People take part in a protest against climate change called "EU Council stop Ecocide now. Energy for all" outside European Union leaders summit in Brussels, Belgium October 20, 2022. REUTERS/Piroschka Van De Wouw
What’s the context?
EU climate ambitions watered down in deregulation drive ahead of COP30, say environmental campaigners.
- Industry dilutes EU's green agenda
- Campaigners fear knock-on effect at COP
- Big players have weakened hands at Brazil summit
BRUSSELS - The European Union (EU) is tainting its green credentials with a deregulation drive that has watered down progressive laws ahead of this week's U.N. COP30 climate summit, policy analysts warn.
Several EU laws that were designed to reduce Europe's role in driving deforestation and greenhouse gas emissions have been hit with delays and limitations.
Just days before the summit, the EU diluted its climate-change target in a flurry of last-minute negotiations, leaving the door open for a further relaxing of targets down the road.
Critics say the EU - which wants to cut red tape to boost business - couldn't have chosen a worse time given the bloc was expected to play a crucial role at COP after U.S. President Donald Trump dismissed climate change as a "con job", dumped the Paris accord and kept top officials away from the Brazil talks.
But the bloc now faces a credibility gap, according to green campaigners - just what COP didn't need days before world leaders descend on Brazil for the climate talks.
Here's what you need to know:
Which laws have been revised and why is it happening now?
Agreed in 2022, the EU's deforestation regulation aimed to prevent companies selling commodities - from coffee to palm oil - into the EU market if they had links to deforestation.
But the process has hit delays after companies and governments lobbied EU officials to ease the administrative burden, and will finally take effect in December with reduced reporting obligations for smallholders.
The EU's corporate sustainability law, another hotly contested part of the bloc's green agenda, would make firms clean their supply chains of human rights and environmental abuses, or face fines of up to 5% of global turnover.
EU lawmakers have sought to jumpstart economic growth by paring back the number of companies subjected to the rules, but critics have warned it could gut corporate accountability.

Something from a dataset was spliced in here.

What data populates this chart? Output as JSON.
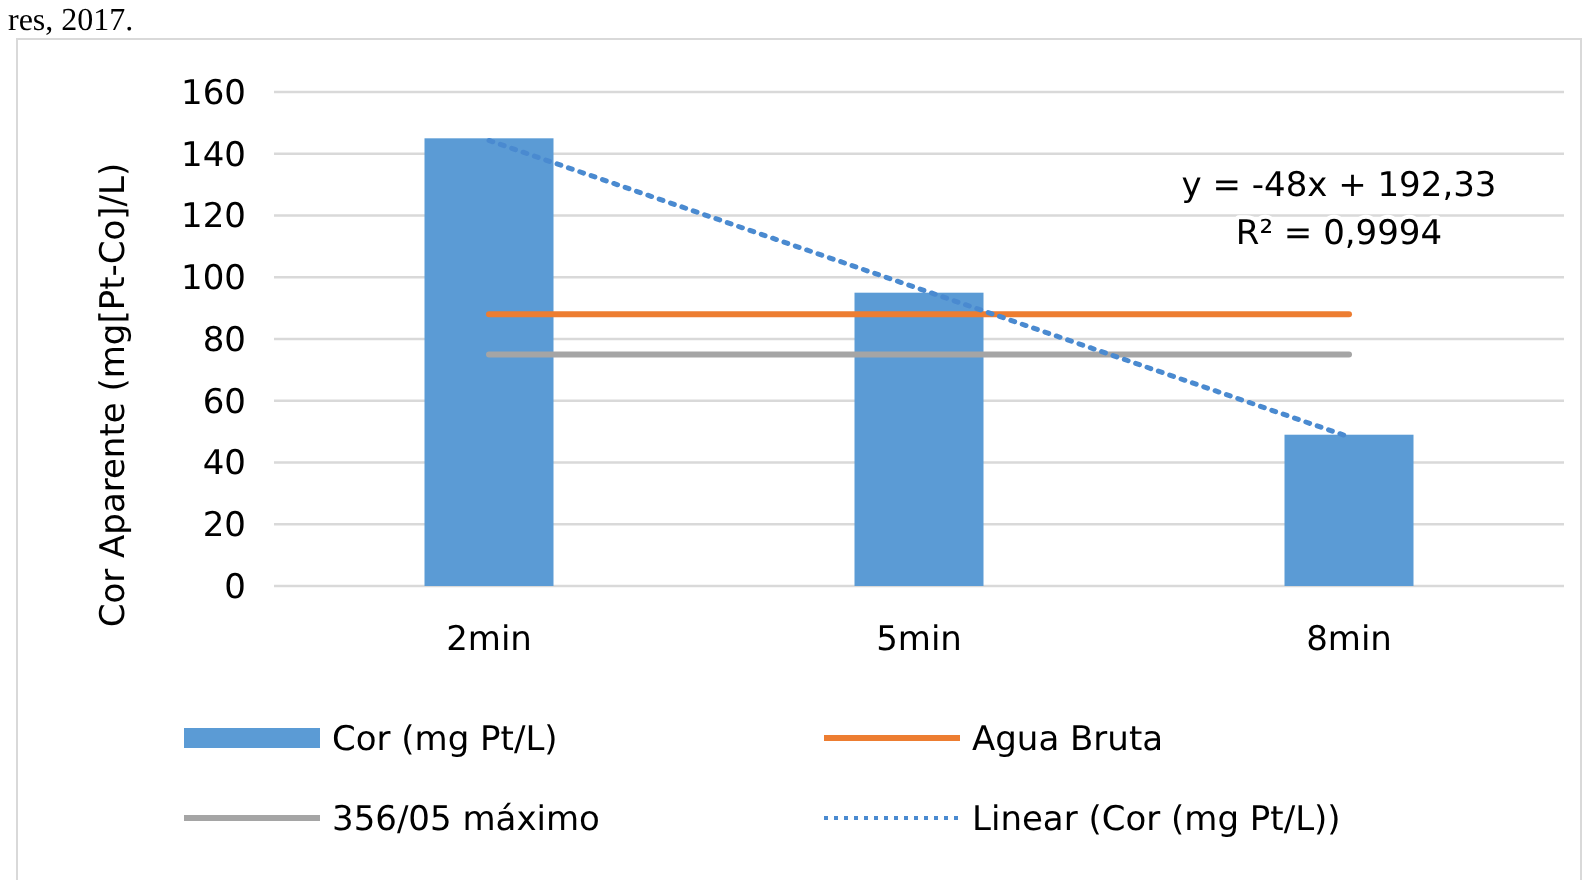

Environmental campaigners have also raised concerns about the EU-Mercosur trade deal agreed in September, which aims to lower tariffs between the EU and Latin America countries but has environmental safeguards which green politicians say lack teeth.
Why does this matter in the run-up to COP30?

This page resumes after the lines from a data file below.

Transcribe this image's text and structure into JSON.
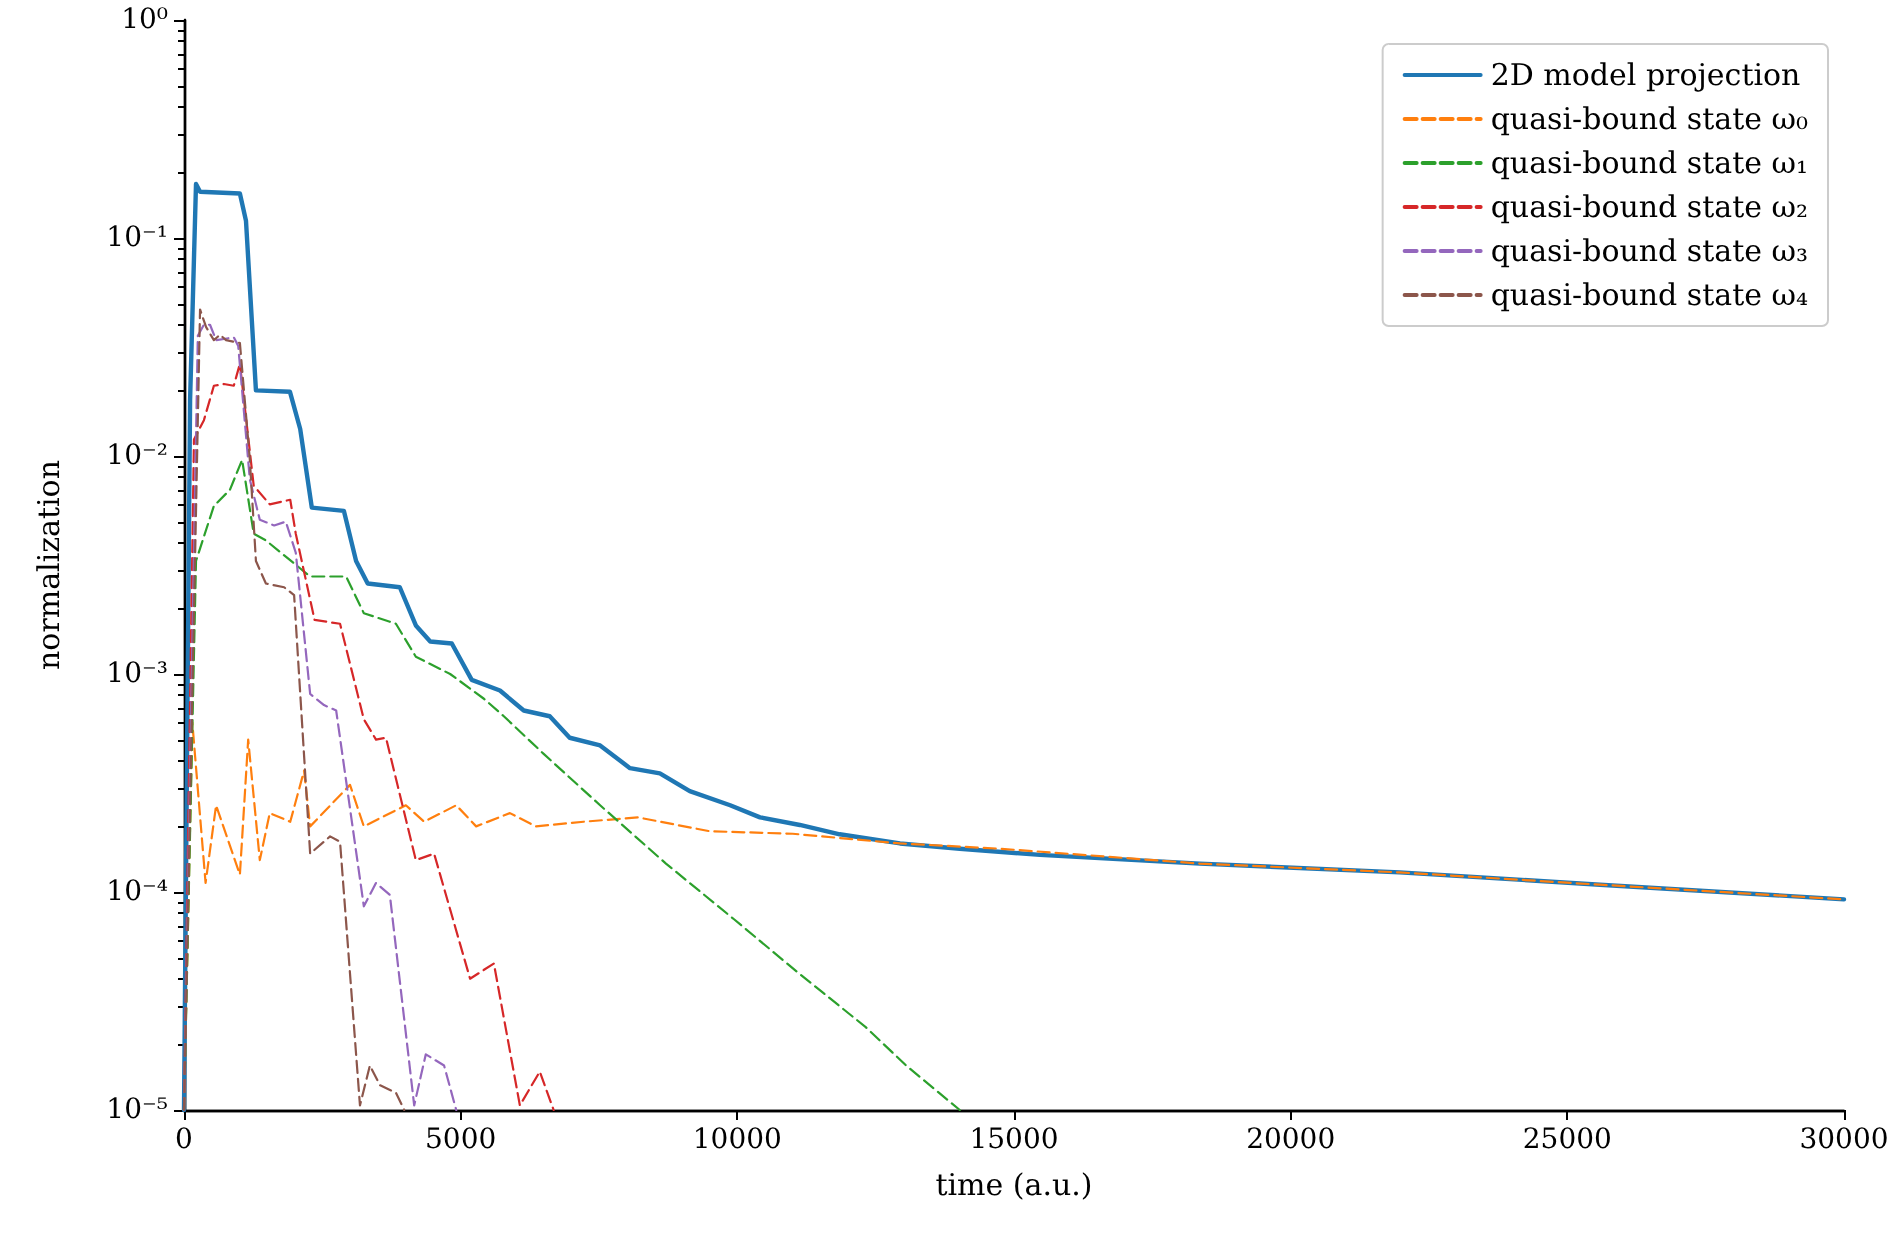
{
  "chart_data": {
    "type": "line",
    "xlabel": "time (a.u.)",
    "ylabel": "normalization",
    "log": "y",
    "grid": false,
    "legend": "top right",
    "marker": "none",
    "xlim": [
      0,
      30000
    ],
    "xticks": [
      0,
      5000,
      10000,
      15000,
      20000,
      25000,
      30000
    ],
    "ylim": [
      1e-05,
      1
    ],
    "yticks": [
      {
        "value": 1e-05,
        "label": "10⁻⁵"
      },
      {
        "value": 0.0001,
        "label": "10⁻⁴"
      },
      {
        "value": 0.001,
        "label": "10⁻³"
      },
      {
        "value": 0.01,
        "label": "10⁻²"
      },
      {
        "value": 0.1,
        "label": "10⁻¹"
      },
      {
        "value": 1,
        "label": "10⁰"
      }
    ],
    "series": [
      {
        "name": "2D model projection",
        "color": "#1f77b4",
        "line_style": "solid",
        "x": [
          0,
          110,
          217,
          290,
          1010,
          1120,
          1300,
          1915,
          2100,
          2310,
          2890,
          3110,
          3320,
          3900,
          4190,
          4450,
          4840,
          5200,
          5710,
          6140,
          6610,
          6970,
          7520,
          8060,
          8600,
          9140,
          9870,
          10410,
          11130,
          11850,
          12940,
          14020,
          15470,
          18360,
          21970,
          25590,
          30000
        ],
        "values": [
          1e-05,
          0.018,
          0.177,
          0.163,
          0.16,
          0.12,
          0.02,
          0.0197,
          0.0133,
          0.0058,
          0.0056,
          0.0033,
          0.0026,
          0.0025,
          0.00167,
          0.00141,
          0.00138,
          0.00094,
          0.00084,
          0.00068,
          0.00064,
          0.00051,
          0.00047,
          0.00037,
          0.00035,
          0.00029,
          0.00025,
          0.00022,
          0.000203,
          0.000184,
          0.000167,
          0.000158,
          0.000148,
          0.000135,
          0.000123,
          0.000108,
          9.25e-05
        ]
      },
      {
        "name": "quasi-bound state ω₀",
        "color": "#ff7f0e",
        "line_style": "dashed",
        "x": [
          0,
          150,
          390,
          580,
          1010,
          1160,
          1370,
          1550,
          1920,
          2170,
          2280,
          3000,
          3250,
          4010,
          4340,
          4920,
          5280,
          5890,
          6360,
          7220,
          8200,
          9500,
          11000,
          12940,
          14740,
          18360,
          21970,
          25590,
          30000
        ],
        "values": [
          1e-05,
          0.0006,
          0.00011,
          0.00025,
          0.00012,
          0.0005,
          0.00014,
          0.00023,
          0.00021,
          0.00036,
          0.0002,
          0.00031,
          0.0002,
          0.00025,
          0.00021,
          0.00025,
          0.0002,
          0.00023,
          0.0002,
          0.00021,
          0.00022,
          0.00019,
          0.000185,
          0.000167,
          0.000158,
          0.000135,
          0.000123,
          0.000108,
          9.25e-05
        ]
      },
      {
        "name": "quasi-bound state ω₁",
        "color": "#2ca02c",
        "line_style": "dashed",
        "x": [
          0,
          217,
          540,
          830,
          1050,
          1260,
          1480,
          2280,
          2930,
          3250,
          3830,
          4190,
          4810,
          5420,
          5780,
          6500,
          7520,
          8710,
          9940,
          11130,
          12320,
          13050,
          14020
        ],
        "values": [
          1e-05,
          0.0033,
          0.0059,
          0.007,
          0.0096,
          0.0044,
          0.0041,
          0.0028,
          0.0028,
          0.0019,
          0.0017,
          0.0012,
          0.001,
          0.00077,
          0.00064,
          0.00043,
          0.00025,
          0.000135,
          7.5e-05,
          4.2e-05,
          2.4e-05,
          1.6e-05,
          1e-05
        ]
      },
      {
        "name": "quasi-bound state ω₂",
        "color": "#d62728",
        "line_style": "dashed",
        "x": [
          0,
          180,
          360,
          540,
          720,
          900,
          1010,
          1260,
          1550,
          1920,
          2020,
          2360,
          2820,
          3250,
          3470,
          3650,
          4190,
          4520,
          5170,
          5600,
          6070,
          6430,
          6680
        ],
        "values": [
          1e-05,
          0.0119,
          0.0146,
          0.021,
          0.0214,
          0.021,
          0.0265,
          0.0073,
          0.006,
          0.0063,
          0.0044,
          0.00177,
          0.0017,
          0.00062,
          0.0005,
          0.00051,
          0.00014,
          0.00015,
          4e-05,
          4.7e-05,
          1.05e-05,
          1.5e-05,
          1e-05
        ]
      },
      {
        "name": "quasi-bound state ω₃",
        "color": "#9467bd",
        "line_style": "dashed",
        "x": [
          0,
          250,
          360,
          470,
          580,
          900,
          980,
          1190,
          1370,
          1630,
          1840,
          2020,
          2280,
          2530,
          2750,
          3250,
          3470,
          3720,
          4160,
          4370,
          4700,
          4920
        ],
        "values": [
          1e-05,
          0.0356,
          0.04,
          0.04,
          0.034,
          0.035,
          0.032,
          0.0078,
          0.0051,
          0.0048,
          0.005,
          0.0036,
          0.00081,
          0.00072,
          0.00068,
          8.6e-05,
          0.00011,
          9.7e-05,
          1.05e-05,
          1.8e-05,
          1.6e-05,
          1e-05
        ]
      },
      {
        "name": "quasi-bound state ω₄",
        "color": "#8c564b",
        "line_style": "dashed",
        "x": [
          0,
          290,
          400,
          540,
          650,
          760,
          1010,
          1190,
          1300,
          1480,
          1810,
          1990,
          2280,
          2640,
          2820,
          3180,
          3360,
          3540,
          3830,
          3980
        ],
        "values": [
          1e-05,
          0.047,
          0.039,
          0.034,
          0.036,
          0.034,
          0.033,
          0.0096,
          0.0033,
          0.0026,
          0.0025,
          0.0023,
          0.00015,
          0.00018,
          0.00017,
          1.05e-05,
          1.6e-05,
          1.3e-05,
          1.2e-05,
          1e-05
        ]
      }
    ]
  }
}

Known as the "Brussels effect", the EU's policies can influence global norms, financing and negotiation dynamics.
Due to the bloc's market size, corporations often extend EU policies globally.

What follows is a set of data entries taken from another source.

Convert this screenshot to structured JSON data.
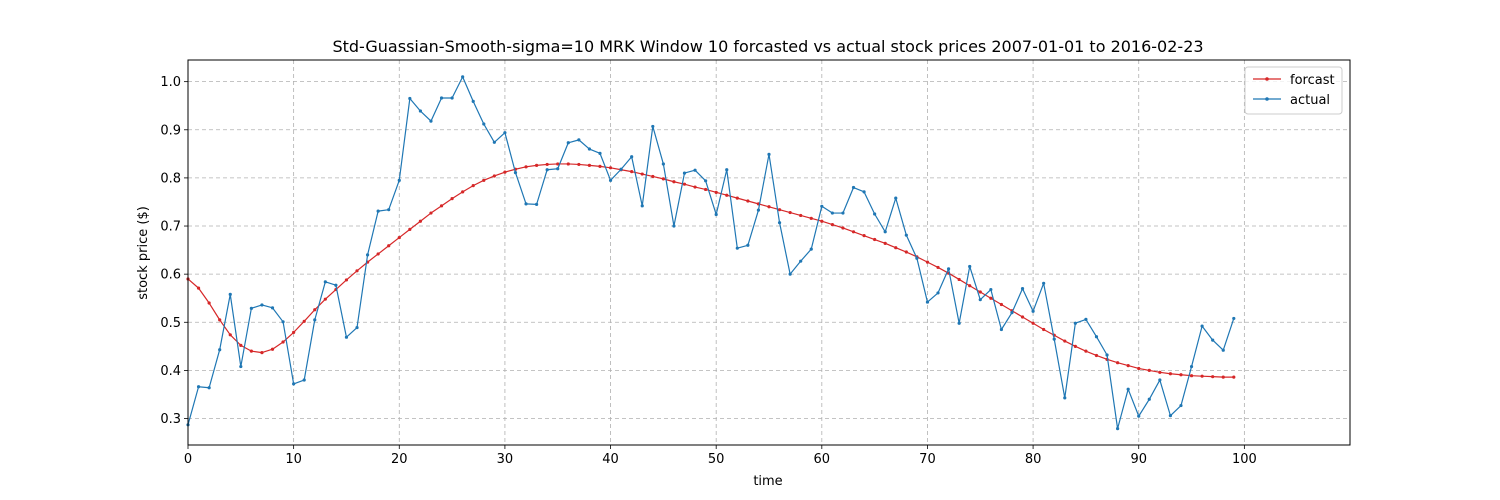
{
  "chart_data": {
    "type": "line",
    "title": "Std-Guassian-Smooth-sigma=10 MRK Window 10 forcasted vs actual stock prices 2007-01-01 to 2016-02-23",
    "xlabel": "time",
    "ylabel": "stock price ($)",
    "xlim": [
      0,
      110
    ],
    "ylim": [
      0.245,
      1.045
    ],
    "xticks": [
      0,
      10,
      20,
      30,
      40,
      50,
      60,
      70,
      80,
      90,
      100
    ],
    "yticks": [
      0.3,
      0.4,
      0.5,
      0.6,
      0.7,
      0.8,
      0.9,
      1.0
    ],
    "xtick_labels": [
      "0",
      "10",
      "20",
      "30",
      "40",
      "50",
      "60",
      "70",
      "80",
      "90",
      "100"
    ],
    "ytick_labels": [
      "0.3",
      "0.4",
      "0.5",
      "0.6",
      "0.7",
      "0.8",
      "0.9",
      "1.0"
    ],
    "grid": true,
    "legend_position": "top-right",
    "series": [
      {
        "name": "forcast",
        "color": "#d62728",
        "values": [
          0.59,
          0.571,
          0.54,
          0.505,
          0.474,
          0.452,
          0.44,
          0.437,
          0.444,
          0.459,
          0.479,
          0.502,
          0.526,
          0.548,
          0.568,
          0.588,
          0.607,
          0.625,
          0.642,
          0.659,
          0.676,
          0.693,
          0.71,
          0.727,
          0.742,
          0.757,
          0.771,
          0.784,
          0.795,
          0.804,
          0.812,
          0.818,
          0.823,
          0.826,
          0.828,
          0.829,
          0.829,
          0.828,
          0.826,
          0.824,
          0.821,
          0.817,
          0.813,
          0.808,
          0.803,
          0.798,
          0.792,
          0.787,
          0.781,
          0.776,
          0.77,
          0.764,
          0.758,
          0.752,
          0.746,
          0.74,
          0.734,
          0.728,
          0.722,
          0.716,
          0.71,
          0.703,
          0.696,
          0.688,
          0.68,
          0.672,
          0.664,
          0.655,
          0.646,
          0.636,
          0.625,
          0.614,
          0.602,
          0.589,
          0.576,
          0.563,
          0.55,
          0.537,
          0.524,
          0.511,
          0.498,
          0.485,
          0.473,
          0.461,
          0.45,
          0.44,
          0.431,
          0.423,
          0.416,
          0.41,
          0.404,
          0.4,
          0.396,
          0.393,
          0.391,
          0.389,
          0.388,
          0.387,
          0.386,
          0.386
        ]
      },
      {
        "name": "actual",
        "color": "#1f77b4",
        "values": [
          0.287,
          0.366,
          0.364,
          0.443,
          0.558,
          0.408,
          0.529,
          0.536,
          0.53,
          0.501,
          0.372,
          0.38,
          0.505,
          0.584,
          0.577,
          0.469,
          0.489,
          0.64,
          0.731,
          0.734,
          0.795,
          0.965,
          0.939,
          0.918,
          0.966,
          0.966,
          1.01,
          0.959,
          0.912,
          0.874,
          0.894,
          0.811,
          0.746,
          0.745,
          0.817,
          0.819,
          0.873,
          0.879,
          0.86,
          0.851,
          0.795,
          0.818,
          0.844,
          0.742,
          0.907,
          0.829,
          0.7,
          0.81,
          0.816,
          0.794,
          0.724,
          0.817,
          0.654,
          0.66,
          0.733,
          0.849,
          0.707,
          0.6,
          0.627,
          0.652,
          0.741,
          0.727,
          0.727,
          0.78,
          0.771,
          0.725,
          0.688,
          0.758,
          0.681,
          0.633,
          0.542,
          0.561,
          0.611,
          0.498,
          0.616,
          0.547,
          0.568,
          0.485,
          0.52,
          0.57,
          0.523,
          0.581,
          0.465,
          0.343,
          0.498,
          0.506,
          0.47,
          0.432,
          0.279,
          0.361,
          0.305,
          0.34,
          0.38,
          0.306,
          0.327,
          0.408,
          0.492,
          0.463,
          0.442,
          0.508
        ]
      }
    ]
  }
}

The EU move also risks encouraging other countries to dilute their own green ambitions in a dangerous diplomatic ripple, according to research group Climate Action Tracker.
The group pointed to Australia, which has cited Europe's weak emissions reduction range to justify its own newly lowered target for limiting global warming to 1.5 degrees Celsius.
Critics say EU inconsistency means it could forfeit the ability to push countries such as China to pursue stronger ambitions, according to climate change think-tank E3G.
Green politicians point to the bloc's spat with Beijing over competing plans to tackle planet-heating emissions.
The EU said China's pledges were "clearly disappointing"; Beijing said EU criticism revealed its "double standards" given the bloc's failure even to submit its climate plan on time.
How might this affect deforestation in the Amazon?
Under the EU-Mercosur deal, environmental groups say that increased trade in goods like beef, soy and poultry could damage precious habitats from the Amazon to the Atlantic Forest.
Countries within Mercosur are among the most affected by deforestation and campaigners estimate the deal could lead to the loss of 700,000 hectares of forest land to beef alone.
Once implemented, the EU's deforestation regulation should slow deforestation in the Amazon by banning the import of products linked to forest loss.
However, environmental campaigners say deforestation could be shifted to other fragile ecosystems not covered by the law.